Final answer:
The question involves mathematical concepts like mean, median, mode, and the impact of outliers on these measures. The mean age is 7.7, the median is 7.5, and the mode is 7, indicating a likely right-skewed age distribution. Not all provided statements are correct; they must be verified against the data specifics.
Step-by-step explanation:
The question about the ages of 10 boys on a soccer team requires analyzing measures of center (mean, median, mode) and understanding the effects of outliers on these measures. When examining the given information, it is revealed that the mean age is 7.7 years, the median age is 7.5 years, and the mode is 7 years.
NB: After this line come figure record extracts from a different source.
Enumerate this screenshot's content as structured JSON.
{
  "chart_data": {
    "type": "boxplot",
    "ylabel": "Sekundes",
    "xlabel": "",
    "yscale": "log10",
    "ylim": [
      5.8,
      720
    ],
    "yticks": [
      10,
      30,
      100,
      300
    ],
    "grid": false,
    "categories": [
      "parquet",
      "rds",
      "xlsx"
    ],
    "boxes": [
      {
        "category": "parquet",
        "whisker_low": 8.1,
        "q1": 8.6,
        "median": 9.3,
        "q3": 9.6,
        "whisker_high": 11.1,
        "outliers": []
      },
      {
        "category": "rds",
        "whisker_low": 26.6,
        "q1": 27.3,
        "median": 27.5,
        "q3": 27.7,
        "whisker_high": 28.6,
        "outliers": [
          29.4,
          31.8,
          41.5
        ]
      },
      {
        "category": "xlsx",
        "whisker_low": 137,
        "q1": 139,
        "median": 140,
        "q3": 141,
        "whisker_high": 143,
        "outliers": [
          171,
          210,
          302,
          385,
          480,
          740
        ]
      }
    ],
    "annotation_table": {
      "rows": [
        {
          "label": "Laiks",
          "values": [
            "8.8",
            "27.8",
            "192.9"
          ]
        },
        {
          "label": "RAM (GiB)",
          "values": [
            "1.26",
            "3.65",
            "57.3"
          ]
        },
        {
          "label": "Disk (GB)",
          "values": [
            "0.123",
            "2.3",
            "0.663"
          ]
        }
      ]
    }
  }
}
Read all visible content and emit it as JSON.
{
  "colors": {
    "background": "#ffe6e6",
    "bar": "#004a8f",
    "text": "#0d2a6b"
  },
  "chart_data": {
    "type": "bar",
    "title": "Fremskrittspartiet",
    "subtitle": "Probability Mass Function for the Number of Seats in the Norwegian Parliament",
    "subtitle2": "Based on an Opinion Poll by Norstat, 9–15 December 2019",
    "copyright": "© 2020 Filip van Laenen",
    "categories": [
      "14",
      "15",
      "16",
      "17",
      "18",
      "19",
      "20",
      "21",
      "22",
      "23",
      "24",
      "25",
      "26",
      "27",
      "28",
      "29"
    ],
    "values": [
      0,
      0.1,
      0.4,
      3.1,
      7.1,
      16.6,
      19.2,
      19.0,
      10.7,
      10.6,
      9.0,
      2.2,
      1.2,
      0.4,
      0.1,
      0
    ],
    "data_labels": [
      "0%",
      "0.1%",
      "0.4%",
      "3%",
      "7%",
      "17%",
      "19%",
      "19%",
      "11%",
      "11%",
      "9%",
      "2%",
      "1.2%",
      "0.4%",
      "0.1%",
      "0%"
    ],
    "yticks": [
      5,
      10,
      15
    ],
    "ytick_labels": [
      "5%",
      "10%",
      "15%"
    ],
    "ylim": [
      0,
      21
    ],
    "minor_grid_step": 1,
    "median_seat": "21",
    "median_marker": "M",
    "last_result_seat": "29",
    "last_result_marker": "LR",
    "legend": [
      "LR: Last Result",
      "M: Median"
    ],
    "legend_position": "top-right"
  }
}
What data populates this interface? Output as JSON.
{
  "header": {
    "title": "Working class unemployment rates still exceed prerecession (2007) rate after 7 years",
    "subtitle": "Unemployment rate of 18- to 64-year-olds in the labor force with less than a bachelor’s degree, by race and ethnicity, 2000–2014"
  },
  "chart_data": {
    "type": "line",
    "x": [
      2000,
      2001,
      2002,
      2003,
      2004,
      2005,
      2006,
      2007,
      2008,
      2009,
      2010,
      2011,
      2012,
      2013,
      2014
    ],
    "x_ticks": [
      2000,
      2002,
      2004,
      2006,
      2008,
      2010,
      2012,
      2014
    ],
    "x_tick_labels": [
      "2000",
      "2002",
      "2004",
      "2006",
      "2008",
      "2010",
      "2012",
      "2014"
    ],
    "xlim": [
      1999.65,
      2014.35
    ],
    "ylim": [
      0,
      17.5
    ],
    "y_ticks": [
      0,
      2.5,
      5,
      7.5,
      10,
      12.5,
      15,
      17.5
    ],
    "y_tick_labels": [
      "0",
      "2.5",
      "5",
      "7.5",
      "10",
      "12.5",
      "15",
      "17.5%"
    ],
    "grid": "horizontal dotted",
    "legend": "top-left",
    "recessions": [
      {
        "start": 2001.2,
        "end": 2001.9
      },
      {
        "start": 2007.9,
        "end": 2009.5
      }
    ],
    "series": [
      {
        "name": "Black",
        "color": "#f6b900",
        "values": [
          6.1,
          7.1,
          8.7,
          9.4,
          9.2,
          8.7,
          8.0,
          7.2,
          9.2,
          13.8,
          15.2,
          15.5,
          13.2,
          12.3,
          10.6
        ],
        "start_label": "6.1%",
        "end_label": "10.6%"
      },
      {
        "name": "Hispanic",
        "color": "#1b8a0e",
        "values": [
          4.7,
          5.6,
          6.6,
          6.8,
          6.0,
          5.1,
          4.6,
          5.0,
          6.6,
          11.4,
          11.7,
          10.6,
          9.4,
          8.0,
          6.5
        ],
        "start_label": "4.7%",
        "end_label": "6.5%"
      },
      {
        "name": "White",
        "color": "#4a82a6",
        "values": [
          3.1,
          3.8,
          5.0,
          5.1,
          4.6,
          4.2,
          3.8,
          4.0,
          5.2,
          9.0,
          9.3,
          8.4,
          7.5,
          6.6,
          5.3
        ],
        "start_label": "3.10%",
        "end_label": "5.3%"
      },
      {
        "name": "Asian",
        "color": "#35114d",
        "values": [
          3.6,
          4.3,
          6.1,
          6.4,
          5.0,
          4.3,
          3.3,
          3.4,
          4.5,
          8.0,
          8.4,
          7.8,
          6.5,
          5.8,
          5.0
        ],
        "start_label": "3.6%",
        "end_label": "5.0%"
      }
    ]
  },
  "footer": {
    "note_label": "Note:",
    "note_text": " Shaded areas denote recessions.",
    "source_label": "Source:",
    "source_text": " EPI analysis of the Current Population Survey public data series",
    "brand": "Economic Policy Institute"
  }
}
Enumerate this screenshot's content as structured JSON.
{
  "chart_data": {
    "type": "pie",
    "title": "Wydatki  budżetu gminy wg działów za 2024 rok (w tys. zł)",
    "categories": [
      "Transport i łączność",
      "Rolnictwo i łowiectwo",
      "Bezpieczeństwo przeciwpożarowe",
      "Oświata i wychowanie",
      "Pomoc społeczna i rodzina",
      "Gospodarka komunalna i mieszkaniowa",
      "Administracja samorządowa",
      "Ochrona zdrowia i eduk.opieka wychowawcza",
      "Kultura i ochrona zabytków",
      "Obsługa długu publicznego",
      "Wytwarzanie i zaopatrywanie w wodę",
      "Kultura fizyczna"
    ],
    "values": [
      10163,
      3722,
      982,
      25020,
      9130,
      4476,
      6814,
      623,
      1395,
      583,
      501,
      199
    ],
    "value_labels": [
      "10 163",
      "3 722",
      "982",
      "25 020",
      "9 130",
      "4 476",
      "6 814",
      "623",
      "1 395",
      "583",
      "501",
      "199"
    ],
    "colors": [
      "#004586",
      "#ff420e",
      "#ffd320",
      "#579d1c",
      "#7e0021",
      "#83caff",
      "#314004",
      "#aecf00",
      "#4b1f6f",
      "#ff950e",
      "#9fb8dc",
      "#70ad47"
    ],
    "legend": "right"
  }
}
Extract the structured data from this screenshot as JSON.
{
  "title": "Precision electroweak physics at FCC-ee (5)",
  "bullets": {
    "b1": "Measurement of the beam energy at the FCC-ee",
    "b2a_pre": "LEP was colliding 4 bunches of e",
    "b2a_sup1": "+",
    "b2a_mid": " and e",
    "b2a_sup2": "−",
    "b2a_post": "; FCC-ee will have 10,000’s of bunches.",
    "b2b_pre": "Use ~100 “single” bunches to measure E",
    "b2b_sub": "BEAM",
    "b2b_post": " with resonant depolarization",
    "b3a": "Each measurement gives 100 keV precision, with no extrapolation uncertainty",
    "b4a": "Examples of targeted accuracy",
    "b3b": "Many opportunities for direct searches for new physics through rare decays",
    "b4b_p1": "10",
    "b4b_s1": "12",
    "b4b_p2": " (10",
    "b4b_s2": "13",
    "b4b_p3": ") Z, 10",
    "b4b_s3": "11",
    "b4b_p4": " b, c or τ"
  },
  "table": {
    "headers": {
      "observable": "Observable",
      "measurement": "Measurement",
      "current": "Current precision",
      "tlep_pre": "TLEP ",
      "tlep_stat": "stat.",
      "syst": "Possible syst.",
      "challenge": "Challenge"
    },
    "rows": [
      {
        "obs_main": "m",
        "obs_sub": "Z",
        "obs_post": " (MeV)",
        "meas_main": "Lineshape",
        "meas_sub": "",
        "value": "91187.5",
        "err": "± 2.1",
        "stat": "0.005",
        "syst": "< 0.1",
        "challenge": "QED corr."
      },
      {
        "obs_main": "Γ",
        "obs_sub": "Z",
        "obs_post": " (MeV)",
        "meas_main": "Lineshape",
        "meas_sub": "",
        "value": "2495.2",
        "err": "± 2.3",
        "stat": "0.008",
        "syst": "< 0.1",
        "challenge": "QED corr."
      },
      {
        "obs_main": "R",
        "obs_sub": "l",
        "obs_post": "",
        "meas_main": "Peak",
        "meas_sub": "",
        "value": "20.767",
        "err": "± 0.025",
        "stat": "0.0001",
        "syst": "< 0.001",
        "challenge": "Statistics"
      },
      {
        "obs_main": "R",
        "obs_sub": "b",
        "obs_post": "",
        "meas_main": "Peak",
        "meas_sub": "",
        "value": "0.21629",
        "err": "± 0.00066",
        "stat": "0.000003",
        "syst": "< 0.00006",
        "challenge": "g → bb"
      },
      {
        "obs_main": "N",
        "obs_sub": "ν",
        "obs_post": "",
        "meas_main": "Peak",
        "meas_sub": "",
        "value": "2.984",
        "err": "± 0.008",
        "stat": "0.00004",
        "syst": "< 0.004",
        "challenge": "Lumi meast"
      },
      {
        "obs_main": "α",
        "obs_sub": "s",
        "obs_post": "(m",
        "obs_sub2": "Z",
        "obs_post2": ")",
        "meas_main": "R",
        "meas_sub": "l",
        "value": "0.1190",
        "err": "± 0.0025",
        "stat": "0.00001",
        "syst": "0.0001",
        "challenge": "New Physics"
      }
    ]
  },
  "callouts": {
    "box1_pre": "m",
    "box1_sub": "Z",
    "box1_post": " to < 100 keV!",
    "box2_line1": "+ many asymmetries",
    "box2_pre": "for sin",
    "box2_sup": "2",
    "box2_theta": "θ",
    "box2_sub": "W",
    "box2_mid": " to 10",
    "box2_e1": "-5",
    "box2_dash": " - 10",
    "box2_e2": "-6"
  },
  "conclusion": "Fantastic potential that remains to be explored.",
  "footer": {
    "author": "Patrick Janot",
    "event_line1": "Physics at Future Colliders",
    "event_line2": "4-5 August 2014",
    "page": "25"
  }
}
This implies that most boys on the team are 7 years old, the center of the age data is about 7.5 to 7.7 years old, and the distribution of ages is possibly right-skewed since the mean is higher than the median.
Regarding the initial statements:
- All players' ages fall within 2 years of each other, which might be checked against the provided data.
- The difference between the mean and median is not exactly 2, so statement 2 is incorrect.
- The mean and median are close, indicating they both represent the center of the data set well, as supported by statement 3.
- Presence of an outlier (age 8) suggests the mean may not be the best measure of center, supporting statement 4.
- The statement that the most common age is 7 correlates with the mode, confirming statement 5 is correct.
Each conclusion about the dataset must be directly checked against the provided data, which is essential before confirming the accuracy of the statements.